A CSU student, 18, died of an apparent heroin overdose on Monday after being rushed from his campus dorm room. And on Wednesday, police announced the deaths of a man, 29, found at a home in the 2900 block of Tumbleweed Lane on Tuesday, and of a man, 24, found dead at a home in the 100 block of East Trilby Road. In those deaths, police said heroin is being investigated as a cause.
The Larimer County Coroner's office is investigating the deaths of all three men, and formal toxicology reports are pending.
Frontline emergency medical workers say they have seen an increase in the number of heroin overdoses in the past week. If called quickly enough, paramedics can administer a drug that blocks heroin overdoses.
Wyandt Holmes, a spokesman and paramedic for Poudre Valley Hospital EMS, said paramedics normally respond to reported heroin overdoses a few times a month, but then often see a sharp increase when a new strain of the drug enters circulation.
"There has definitely been a spate of calls recently," he said.
Police on Wednesday did not release details explaining why heroin is suspected in the two most recent deaths. The coroner's office said the Colorado State University student who died had needle tracks on his arms and black tar heroin in his pants pocket.
Dean Beers, a former coroner's investigator who is now a private investigator, said heroin overdose deaths are doubly devastating for families, because there is a stigma attached to having a family member die of an illegal drug.
Like Holmes, Beers said it's not uncommon to see several heroin overdoses happen within a short period because heroin isn't sold in controlled, monitored doses like pharmaceutical drugs. Holmes said sometimes an extra-strong batch of the drug will enter circulation, or a batch that's been cut with something particularly toxic.

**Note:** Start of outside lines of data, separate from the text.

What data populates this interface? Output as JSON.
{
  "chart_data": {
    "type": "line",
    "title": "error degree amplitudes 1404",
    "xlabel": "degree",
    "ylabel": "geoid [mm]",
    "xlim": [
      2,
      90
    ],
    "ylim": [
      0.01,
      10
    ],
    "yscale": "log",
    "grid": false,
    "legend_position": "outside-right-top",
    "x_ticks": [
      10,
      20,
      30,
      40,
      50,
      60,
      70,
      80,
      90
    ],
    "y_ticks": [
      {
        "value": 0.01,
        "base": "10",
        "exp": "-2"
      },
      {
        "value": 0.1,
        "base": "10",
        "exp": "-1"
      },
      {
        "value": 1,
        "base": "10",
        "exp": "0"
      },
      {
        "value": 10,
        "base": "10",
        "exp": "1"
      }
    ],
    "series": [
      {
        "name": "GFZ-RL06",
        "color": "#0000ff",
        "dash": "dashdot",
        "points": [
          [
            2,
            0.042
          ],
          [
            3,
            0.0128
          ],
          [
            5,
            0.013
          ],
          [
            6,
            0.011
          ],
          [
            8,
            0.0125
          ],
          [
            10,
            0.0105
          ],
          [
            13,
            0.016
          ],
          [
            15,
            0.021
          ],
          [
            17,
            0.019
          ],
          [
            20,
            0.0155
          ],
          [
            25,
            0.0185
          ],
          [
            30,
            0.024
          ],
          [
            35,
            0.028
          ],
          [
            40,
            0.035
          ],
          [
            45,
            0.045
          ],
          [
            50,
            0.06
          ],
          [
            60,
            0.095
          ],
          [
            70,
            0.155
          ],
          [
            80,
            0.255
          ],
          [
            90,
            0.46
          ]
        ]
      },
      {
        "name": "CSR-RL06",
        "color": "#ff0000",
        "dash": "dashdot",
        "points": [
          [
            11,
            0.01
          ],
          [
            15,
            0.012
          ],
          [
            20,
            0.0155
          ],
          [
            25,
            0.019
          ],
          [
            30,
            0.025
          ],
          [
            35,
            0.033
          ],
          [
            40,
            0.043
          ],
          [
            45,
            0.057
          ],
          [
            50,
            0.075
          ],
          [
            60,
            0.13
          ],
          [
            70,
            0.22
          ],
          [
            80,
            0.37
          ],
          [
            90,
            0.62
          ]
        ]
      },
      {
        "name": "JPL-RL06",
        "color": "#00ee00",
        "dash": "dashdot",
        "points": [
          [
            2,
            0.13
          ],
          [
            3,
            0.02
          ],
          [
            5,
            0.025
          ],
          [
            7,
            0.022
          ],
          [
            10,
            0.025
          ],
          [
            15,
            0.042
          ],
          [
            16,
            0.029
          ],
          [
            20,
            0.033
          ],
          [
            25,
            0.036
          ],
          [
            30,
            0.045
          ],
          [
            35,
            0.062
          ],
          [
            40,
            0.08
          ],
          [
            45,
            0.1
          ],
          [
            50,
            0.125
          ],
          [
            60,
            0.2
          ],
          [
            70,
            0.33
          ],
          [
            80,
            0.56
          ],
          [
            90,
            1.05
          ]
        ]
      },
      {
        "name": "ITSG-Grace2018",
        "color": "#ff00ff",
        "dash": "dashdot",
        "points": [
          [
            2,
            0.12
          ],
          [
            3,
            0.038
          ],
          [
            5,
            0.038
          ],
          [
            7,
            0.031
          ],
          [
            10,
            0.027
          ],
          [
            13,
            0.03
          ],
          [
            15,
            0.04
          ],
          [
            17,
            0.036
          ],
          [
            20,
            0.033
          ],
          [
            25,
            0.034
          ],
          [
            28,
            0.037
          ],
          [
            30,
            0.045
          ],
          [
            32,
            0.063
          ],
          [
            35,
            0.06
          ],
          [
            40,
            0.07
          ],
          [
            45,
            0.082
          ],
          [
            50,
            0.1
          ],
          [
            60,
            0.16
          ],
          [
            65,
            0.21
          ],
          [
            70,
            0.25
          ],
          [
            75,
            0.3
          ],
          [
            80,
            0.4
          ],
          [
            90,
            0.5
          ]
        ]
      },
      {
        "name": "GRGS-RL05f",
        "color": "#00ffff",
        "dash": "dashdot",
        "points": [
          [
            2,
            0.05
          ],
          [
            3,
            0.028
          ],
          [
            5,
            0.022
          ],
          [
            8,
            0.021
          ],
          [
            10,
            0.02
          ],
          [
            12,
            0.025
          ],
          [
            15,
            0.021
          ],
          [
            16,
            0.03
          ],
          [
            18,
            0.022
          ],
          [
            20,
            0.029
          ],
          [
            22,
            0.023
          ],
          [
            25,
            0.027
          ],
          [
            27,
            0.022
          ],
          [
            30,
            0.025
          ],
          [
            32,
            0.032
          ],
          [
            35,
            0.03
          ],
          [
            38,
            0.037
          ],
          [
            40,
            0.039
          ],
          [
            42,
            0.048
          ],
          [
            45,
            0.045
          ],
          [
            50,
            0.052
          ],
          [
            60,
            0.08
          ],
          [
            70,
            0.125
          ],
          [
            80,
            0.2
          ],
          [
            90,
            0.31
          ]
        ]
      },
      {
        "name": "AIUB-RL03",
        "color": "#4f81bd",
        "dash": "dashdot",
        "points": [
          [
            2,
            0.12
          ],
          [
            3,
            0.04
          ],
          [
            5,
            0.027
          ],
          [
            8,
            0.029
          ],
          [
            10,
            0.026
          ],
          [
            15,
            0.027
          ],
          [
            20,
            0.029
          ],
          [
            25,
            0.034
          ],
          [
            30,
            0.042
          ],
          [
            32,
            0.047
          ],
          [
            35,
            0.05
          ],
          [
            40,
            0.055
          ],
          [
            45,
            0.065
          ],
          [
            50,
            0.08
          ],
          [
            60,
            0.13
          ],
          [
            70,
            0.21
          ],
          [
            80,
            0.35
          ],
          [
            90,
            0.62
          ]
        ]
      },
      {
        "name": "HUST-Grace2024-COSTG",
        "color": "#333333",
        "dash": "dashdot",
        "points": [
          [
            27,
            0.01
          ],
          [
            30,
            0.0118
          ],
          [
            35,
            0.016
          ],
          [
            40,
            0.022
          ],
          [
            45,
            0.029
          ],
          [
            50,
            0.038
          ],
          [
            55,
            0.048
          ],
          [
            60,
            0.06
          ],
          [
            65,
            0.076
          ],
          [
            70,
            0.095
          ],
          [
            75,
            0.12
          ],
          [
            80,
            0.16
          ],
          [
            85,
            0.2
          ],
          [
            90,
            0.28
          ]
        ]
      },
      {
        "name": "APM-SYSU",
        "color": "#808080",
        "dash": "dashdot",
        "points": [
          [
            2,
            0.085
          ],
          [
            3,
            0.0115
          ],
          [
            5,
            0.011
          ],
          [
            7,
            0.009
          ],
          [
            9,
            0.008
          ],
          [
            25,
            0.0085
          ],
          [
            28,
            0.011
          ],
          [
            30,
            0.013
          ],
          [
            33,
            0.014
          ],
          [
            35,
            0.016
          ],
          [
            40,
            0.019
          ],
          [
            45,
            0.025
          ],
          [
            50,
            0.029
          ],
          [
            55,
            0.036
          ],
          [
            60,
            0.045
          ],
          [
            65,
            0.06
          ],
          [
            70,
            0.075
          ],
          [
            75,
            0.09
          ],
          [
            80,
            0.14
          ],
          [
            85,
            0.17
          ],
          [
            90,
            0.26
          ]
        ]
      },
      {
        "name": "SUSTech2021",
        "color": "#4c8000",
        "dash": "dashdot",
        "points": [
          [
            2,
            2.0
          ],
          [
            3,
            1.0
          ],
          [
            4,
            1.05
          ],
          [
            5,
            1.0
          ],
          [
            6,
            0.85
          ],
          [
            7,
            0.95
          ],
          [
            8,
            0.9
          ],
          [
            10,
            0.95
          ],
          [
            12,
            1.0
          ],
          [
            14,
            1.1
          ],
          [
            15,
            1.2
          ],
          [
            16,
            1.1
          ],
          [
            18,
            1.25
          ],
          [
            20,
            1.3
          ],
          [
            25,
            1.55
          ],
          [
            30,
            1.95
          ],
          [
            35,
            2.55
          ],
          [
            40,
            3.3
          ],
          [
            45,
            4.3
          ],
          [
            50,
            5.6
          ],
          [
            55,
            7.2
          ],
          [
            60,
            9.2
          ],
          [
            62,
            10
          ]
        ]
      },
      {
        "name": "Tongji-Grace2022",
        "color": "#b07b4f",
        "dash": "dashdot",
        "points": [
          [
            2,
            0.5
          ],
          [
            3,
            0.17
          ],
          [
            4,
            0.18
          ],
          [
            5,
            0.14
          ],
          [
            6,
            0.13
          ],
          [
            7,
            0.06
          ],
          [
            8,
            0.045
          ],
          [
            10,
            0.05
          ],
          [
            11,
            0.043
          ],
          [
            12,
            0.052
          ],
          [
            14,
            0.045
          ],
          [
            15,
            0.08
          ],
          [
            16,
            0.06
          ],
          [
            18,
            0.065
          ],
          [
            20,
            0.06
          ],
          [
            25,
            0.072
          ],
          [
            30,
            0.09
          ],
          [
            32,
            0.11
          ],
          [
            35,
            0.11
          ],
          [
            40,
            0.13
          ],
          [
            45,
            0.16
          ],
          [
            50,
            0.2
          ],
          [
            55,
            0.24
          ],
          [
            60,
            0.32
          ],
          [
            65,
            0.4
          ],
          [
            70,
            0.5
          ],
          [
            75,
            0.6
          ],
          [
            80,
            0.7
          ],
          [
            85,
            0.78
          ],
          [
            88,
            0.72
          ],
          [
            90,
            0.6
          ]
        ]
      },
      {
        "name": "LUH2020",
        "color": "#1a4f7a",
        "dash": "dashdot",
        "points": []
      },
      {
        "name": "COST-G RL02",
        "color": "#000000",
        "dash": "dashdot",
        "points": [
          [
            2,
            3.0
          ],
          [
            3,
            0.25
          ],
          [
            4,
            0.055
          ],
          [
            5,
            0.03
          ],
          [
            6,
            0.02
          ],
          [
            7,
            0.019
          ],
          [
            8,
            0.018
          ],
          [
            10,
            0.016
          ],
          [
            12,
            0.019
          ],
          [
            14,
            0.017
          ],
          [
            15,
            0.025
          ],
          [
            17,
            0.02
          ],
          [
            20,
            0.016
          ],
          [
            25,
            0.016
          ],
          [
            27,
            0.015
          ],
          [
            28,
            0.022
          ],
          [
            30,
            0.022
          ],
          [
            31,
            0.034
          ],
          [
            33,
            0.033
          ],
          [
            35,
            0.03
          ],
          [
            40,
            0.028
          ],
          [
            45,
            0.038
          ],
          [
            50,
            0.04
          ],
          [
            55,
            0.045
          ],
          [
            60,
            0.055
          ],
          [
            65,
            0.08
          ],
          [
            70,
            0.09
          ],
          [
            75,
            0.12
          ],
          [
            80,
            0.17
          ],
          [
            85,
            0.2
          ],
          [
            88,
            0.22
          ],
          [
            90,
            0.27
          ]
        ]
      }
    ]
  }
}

"You don't know, when you're buying heroin, what it's been cut with," said Beers, a Certified Legal Investigator who runs the Fort Collins-based Associates in Forensic Investigations LLC.
Beers said heroin has long been present in Larimer County. Coroner's statistics show there were five heroin deaths last year, two in 2009, five in 2008, none in 2007, and five in 2006.
"There's more drug use than maybe people want to admit," Beers said.
Dr. Jeremy Dubin, a board-certified addiction medicine specialist with a practice in Loveland, said he's heard anecdotal reports of increased heroin use, and of stronger strains.
"Usually, people will be able to tolerate the lighter strains, but when there's a more potent strain that comes into the community, you start seeing overdoses," said Dubin of Healing Arts Family Medicine. "You get kind of complacent because you've been able to tolerate it in the past."
Dubin pointed out that deaths from prescription opiates still far outweigh deaths from heroin in Larimer County. Last year, for instance, the coroner's office recorded 24 deaths caused primarily by prescription opiates.